- Date: 30 November – 6 December
- Edition: 9th
- Surface: Clay
- Location: Campinas, Brazil

Champions

Singles
- Francisco Cerúndolo

Doubles
- Sadio Doumbia / Fabien Reboul
| Campeonato Internacional de Tênis de Campinas |

= 2020 Campeonato Internacional de Tênis de Campinas =

The 2020 Campeonato Internacional de Tênis de Campinas was a professional tennis tournament played on clay courts. It was the ninth edition of the tournament which was part of the 2020 ATP Challenger Tour. It took place in Campinas, Brazil between 30 November and 6 December 2020.

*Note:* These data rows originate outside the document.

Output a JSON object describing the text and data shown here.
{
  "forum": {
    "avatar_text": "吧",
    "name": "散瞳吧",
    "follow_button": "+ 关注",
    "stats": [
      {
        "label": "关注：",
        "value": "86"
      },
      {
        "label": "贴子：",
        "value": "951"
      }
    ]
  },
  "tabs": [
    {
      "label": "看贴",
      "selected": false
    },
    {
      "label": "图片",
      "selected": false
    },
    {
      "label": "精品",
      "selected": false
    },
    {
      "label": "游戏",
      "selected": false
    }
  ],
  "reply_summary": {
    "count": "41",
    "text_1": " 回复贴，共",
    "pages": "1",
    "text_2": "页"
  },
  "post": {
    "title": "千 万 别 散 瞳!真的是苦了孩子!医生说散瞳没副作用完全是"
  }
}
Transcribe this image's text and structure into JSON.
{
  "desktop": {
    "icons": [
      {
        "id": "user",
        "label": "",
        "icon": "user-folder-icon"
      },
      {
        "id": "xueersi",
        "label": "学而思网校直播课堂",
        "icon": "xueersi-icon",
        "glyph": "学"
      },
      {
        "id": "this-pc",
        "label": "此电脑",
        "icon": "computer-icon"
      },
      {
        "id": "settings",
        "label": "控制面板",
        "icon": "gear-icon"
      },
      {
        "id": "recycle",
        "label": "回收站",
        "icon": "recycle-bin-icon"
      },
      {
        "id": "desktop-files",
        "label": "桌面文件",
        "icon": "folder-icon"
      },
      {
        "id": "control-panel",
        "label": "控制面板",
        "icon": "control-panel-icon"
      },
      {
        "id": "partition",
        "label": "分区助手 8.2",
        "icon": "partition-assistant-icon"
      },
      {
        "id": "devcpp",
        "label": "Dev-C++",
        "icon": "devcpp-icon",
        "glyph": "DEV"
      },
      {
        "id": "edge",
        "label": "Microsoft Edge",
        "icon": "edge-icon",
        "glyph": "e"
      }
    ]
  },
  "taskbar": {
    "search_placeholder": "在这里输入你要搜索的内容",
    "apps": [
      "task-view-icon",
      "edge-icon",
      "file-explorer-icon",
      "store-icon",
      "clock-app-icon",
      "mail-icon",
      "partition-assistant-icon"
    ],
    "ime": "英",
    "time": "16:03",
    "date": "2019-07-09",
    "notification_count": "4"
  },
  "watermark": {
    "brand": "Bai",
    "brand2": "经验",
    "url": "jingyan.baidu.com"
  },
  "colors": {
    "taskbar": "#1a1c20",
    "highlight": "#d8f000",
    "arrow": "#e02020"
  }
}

==Singles main-draw entrants==
===Seeds===

| Country | Player | Rank^{1} | Seed |
|---|---|---|---|
| ESP | Roberto Carballés Baena | 102 | 1 |
| BRA | Thiago Seyboth Wild | 115 | 2 |
| ARG | Facundo Bagnis | 125 | 3 |
| COL | Daniel Elahi Galán | 129 | 4 |
| EGY | Mohamed Safwat | 156 | 5 |
| ECU | Emilio Gómez | 159 | 6 |
| ARG | Francisco Cerúndolo | 162 | 7 |
| KAZ | Dmitry Popko | 172 | 8 |

- ^{1} Rankings as of 23 November 2020.

===Other entrants===
The following players received wildcards into the singles main draw:
- BRA Oscar José Gutierrez
- BRA Matheus Pucinelli de Almeida
- BRA João Lucas Reis da Silva

The following players received entry into the singles main draw as special exempts:
- UKR Vitaliy Sachko
- ARG Thiago Agustín Tirante

The following player received entry into the singles main draw as an alternate:
- BRA Orlando Luz

The following players received entry from the qualifying draw:
- ARG Sebastián Báez
- ESP Carlos Gómez-Herrera
- NED Jelle Sels
- ARG Camilo Ugo Carabelli

==Champions==
===Singles===

- ARG Francisco Cerúndolo def. ESP Roberto Carballés Baena 6–4, 3–6, 6–3.

===Doubles===

- FRA Sadio Doumbia / FRA Fabien Reboul def. VEN Luis David Martínez / BRA Felipe Meligeni Alves 6–7^{(7–9)}, 7–5, [10–7].